Single by ASAP Ferg featuring ASAP Rocky

from the album Trap Lord
- Released: July 16, 2013
- Recorded: 2013
- Length: 4:41
- Label: A$AP Worldwide; Polo Grounds; RCA;
- Songwriters: Darold Ferguson Jr.; Rakim Mayers; Herschell Gordon Lewis; Curtis Samuel; Matthew Washington;
- Producer: Snugsworth

ASAP Ferg singles chronology
| "Work (Remix)" (2013) | "Shabba" (2013) | "Hood Pope" (2013) |

ASAP Rocky singles chronology
| "Wild for the Night" (2013) | "Shabba" (2013) | "Fashion Killa" (2013) |

Music video
- "Shabba" on YouTube

= Shabba (song) =

2013 single by ASAP Ferg featuring ASAP Rocky

"Shabba" is a song by American hip hop recording artist ASAP Ferg.

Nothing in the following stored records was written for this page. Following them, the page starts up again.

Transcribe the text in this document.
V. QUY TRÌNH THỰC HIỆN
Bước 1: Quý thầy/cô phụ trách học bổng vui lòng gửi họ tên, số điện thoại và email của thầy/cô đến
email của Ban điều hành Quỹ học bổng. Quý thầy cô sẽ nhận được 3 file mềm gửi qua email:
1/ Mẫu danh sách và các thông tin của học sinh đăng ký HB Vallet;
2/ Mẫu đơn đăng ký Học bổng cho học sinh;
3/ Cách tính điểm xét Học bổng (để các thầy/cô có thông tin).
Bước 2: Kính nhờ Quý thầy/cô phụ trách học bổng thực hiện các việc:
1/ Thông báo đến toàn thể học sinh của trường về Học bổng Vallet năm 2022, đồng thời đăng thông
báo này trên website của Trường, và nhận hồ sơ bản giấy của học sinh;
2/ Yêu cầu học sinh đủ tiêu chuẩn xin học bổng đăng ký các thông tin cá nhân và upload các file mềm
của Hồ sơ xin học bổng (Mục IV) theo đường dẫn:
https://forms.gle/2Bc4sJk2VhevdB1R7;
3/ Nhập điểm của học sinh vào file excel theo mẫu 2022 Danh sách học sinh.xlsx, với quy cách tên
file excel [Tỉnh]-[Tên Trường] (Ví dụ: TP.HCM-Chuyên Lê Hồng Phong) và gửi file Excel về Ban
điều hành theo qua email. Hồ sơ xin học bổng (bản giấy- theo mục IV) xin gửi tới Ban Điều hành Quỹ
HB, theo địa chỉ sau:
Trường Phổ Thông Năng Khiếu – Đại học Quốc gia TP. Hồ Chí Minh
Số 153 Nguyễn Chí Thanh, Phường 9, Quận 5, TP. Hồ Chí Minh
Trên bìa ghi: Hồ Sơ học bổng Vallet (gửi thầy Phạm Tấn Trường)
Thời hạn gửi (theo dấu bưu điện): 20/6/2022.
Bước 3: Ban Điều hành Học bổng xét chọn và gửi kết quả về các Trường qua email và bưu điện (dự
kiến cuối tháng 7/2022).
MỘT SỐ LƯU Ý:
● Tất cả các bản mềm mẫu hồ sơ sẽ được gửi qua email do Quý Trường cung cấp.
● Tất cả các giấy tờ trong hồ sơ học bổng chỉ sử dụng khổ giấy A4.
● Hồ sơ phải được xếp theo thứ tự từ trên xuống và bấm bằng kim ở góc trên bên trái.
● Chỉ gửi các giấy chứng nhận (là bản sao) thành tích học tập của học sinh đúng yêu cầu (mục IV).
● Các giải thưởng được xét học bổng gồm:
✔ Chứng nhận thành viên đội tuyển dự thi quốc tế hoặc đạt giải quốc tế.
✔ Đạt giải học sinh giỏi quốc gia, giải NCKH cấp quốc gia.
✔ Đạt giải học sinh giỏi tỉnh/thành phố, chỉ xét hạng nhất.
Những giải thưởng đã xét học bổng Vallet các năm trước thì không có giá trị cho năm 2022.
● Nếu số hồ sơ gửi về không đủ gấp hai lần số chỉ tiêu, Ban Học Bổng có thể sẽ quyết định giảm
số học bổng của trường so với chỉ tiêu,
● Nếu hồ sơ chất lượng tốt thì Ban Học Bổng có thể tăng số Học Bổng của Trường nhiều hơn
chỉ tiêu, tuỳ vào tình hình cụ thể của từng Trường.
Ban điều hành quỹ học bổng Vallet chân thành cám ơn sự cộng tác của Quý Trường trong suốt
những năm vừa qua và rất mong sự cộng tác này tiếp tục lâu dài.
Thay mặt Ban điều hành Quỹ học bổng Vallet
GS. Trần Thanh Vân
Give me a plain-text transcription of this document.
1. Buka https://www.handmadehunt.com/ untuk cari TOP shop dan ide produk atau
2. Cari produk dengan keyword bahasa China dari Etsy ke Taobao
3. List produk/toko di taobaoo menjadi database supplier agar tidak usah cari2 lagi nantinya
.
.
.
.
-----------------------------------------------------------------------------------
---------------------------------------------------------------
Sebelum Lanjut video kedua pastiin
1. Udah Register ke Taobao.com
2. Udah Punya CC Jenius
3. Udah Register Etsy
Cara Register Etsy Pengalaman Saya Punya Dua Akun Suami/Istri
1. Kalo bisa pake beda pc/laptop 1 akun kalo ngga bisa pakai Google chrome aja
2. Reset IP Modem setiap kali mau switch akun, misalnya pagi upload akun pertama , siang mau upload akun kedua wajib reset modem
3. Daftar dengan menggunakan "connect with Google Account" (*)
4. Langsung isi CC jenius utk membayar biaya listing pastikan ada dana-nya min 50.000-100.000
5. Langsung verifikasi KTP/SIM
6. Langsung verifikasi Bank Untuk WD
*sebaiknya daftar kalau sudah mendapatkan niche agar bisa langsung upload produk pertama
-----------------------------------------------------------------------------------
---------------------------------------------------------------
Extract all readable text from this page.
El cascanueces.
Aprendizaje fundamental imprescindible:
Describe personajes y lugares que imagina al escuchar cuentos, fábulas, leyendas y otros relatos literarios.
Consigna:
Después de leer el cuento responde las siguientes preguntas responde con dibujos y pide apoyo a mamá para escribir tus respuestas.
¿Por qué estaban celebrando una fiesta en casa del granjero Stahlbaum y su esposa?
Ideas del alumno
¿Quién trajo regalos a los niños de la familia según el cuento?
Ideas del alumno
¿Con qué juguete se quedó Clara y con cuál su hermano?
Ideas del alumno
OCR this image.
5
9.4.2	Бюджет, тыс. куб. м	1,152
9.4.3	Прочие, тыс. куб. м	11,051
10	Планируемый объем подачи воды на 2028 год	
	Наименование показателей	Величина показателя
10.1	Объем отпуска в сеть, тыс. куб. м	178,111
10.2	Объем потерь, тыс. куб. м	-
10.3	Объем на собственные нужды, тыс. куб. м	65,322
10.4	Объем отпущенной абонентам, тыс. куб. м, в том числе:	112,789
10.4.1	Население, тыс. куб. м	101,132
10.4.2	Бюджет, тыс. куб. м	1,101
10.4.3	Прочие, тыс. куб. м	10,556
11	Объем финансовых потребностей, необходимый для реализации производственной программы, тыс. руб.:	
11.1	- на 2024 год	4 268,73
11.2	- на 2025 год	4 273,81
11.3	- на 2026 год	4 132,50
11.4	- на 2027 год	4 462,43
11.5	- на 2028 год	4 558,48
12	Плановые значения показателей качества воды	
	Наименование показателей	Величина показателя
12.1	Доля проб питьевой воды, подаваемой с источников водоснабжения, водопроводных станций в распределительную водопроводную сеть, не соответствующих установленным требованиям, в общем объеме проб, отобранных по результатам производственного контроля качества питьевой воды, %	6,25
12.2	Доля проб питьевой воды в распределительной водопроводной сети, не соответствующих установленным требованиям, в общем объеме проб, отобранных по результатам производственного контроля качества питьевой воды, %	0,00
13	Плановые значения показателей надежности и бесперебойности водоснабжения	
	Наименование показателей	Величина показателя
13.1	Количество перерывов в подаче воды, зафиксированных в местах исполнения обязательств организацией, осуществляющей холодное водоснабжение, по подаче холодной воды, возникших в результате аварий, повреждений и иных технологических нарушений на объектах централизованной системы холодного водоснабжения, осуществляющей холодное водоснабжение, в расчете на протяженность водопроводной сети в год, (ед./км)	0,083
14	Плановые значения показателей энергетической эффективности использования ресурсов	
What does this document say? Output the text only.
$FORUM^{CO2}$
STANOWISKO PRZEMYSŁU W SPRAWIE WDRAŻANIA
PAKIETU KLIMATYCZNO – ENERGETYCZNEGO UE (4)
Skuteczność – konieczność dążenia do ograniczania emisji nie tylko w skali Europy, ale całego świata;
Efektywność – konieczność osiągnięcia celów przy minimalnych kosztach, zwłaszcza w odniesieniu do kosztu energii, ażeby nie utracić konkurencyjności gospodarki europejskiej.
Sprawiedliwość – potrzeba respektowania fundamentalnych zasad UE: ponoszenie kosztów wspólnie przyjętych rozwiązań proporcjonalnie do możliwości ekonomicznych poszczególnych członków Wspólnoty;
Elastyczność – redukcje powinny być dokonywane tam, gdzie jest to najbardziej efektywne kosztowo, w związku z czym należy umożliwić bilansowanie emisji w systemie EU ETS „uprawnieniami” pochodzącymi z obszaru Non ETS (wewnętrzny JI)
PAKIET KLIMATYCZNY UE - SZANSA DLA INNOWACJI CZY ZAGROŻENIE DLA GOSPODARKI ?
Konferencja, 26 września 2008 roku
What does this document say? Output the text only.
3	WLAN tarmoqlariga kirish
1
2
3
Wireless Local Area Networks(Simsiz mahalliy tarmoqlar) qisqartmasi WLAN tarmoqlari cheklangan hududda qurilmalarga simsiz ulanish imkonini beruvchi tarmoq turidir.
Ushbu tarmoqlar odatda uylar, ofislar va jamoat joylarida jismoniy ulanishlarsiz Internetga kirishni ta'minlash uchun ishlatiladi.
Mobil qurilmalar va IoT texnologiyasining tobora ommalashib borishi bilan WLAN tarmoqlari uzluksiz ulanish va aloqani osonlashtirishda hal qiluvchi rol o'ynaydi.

It was released on July 16, 2013, as the second single from his debut studio album Trap Lord (2013). The song, produced by Snugsworth, features a guest appearance from Ferg's ASAP Mob cohort ASAP Rocky. The song's title refers to Jamaican dancehall musician Shabba Ranks, who makes a cameo appearance in the song's music video and appears on the remix. The song was certified platinum by the Recording Industry Association of America (RIAA).

==Music video==
The video, directed by Andy Hines and released on July 15, 2013, revolves around Ferg being pampered in a rustic estate and being served and entertained by two blonde caucasian young women; Madison and Emma Wyatt. Ferg then does a verse in the bathroom mirror while a blonde takes a bath. Then Ferg and Rocky sit in a red convertible with the two blondes in the driveway, dancing seated while a cameoing Shabba Ranks dances in front of the vehicle with Ferg's eyes becoming cartoonish coming down the stairs. The ASAP Mob cameos in one scene are seated at a dining room table reminiscent of da Vinci's The Last Supper, with ASAP Yams looking heavily under the influence. They all start banging the table with cutlery in hand, reminiscent of the childhood chant; "We want food!". The rest of the video is a party with them camera mugging, and the video ends with Ferg with a black woman.

==Critical reception==
On December 2, 2013, Complex named "Shabba" the third best song released in 2013. They commented saying, "As the son of Trini parents growing up in Harlem, Ferg was raised around Caribbean sounds, so it's fascinating to see him pay tribute to the dancehall emperor by breaking down Shabba's essence to a mathematical equation. “Eight gold rings” x “four gold chains” x “two bad bitches” x “one gold tooth” = Shabba Ranks. Getting Shabba to appear in the song's infectiously raucous video, and later on a remix, is more than a co-sign, it's a coup de grace that elevates this sure-shot party-starter to more than just a simple shout-out. So when Ferg says “my ute don't ramp with me,” trust and believe that he knows exactly what he's talking about." Pitchfork Media ranked it at number 23 on their list of the top 100 tracks of 2013. They elaborated saying, "Ferg's rubberband flow tauntingly flossing about making raw-dogging his key to relationship trust, rocking gear like it's Mortal Kombat couture. [...] Even with all the punchlines, it's a performance driven almost entirely by charisma – factory-line machinery beats assembling a disco-lit 25-foot riser for Ferg and Rocky to ascend, their Morse code stutter-step voices slipping into a semi-patois flow so catchy it could get away with saying less than it actually does."

==Charts==

| Chart (2013) | Peak position |
|---|---|
| US Billboard Bubbling Under Hot 100 Singles | 7 |
| US Hot R&B/Hip-Hop Songs (Billboard) | 34 |

==Certifications==

| Region | Certification | Certified units/sales |
| Australia (ARIA) | Gold | 35,000^{‡} |
| Canada (Music Canada) | Platinum | 80,000^{‡} |
| New Zealand (RMNZ) | Platinum | 30,000^{‡} |
| United States (RIAA) | 2× Platinum | 2,000,000^{‡} |
^{‡} Sales+streaming figures based on certification alone.

==Release history==

| Country | Date | Format | Label |
| United States | July 16, 2013 | Digital download | ASAP Worldwide, Polo Grounds, RCA |
| September 20, 2013 | Urban contemporary |

==Remix==
On November 22, 2013, the remix featuring Shabba Ranks, Busta Rhymes and Migos was released.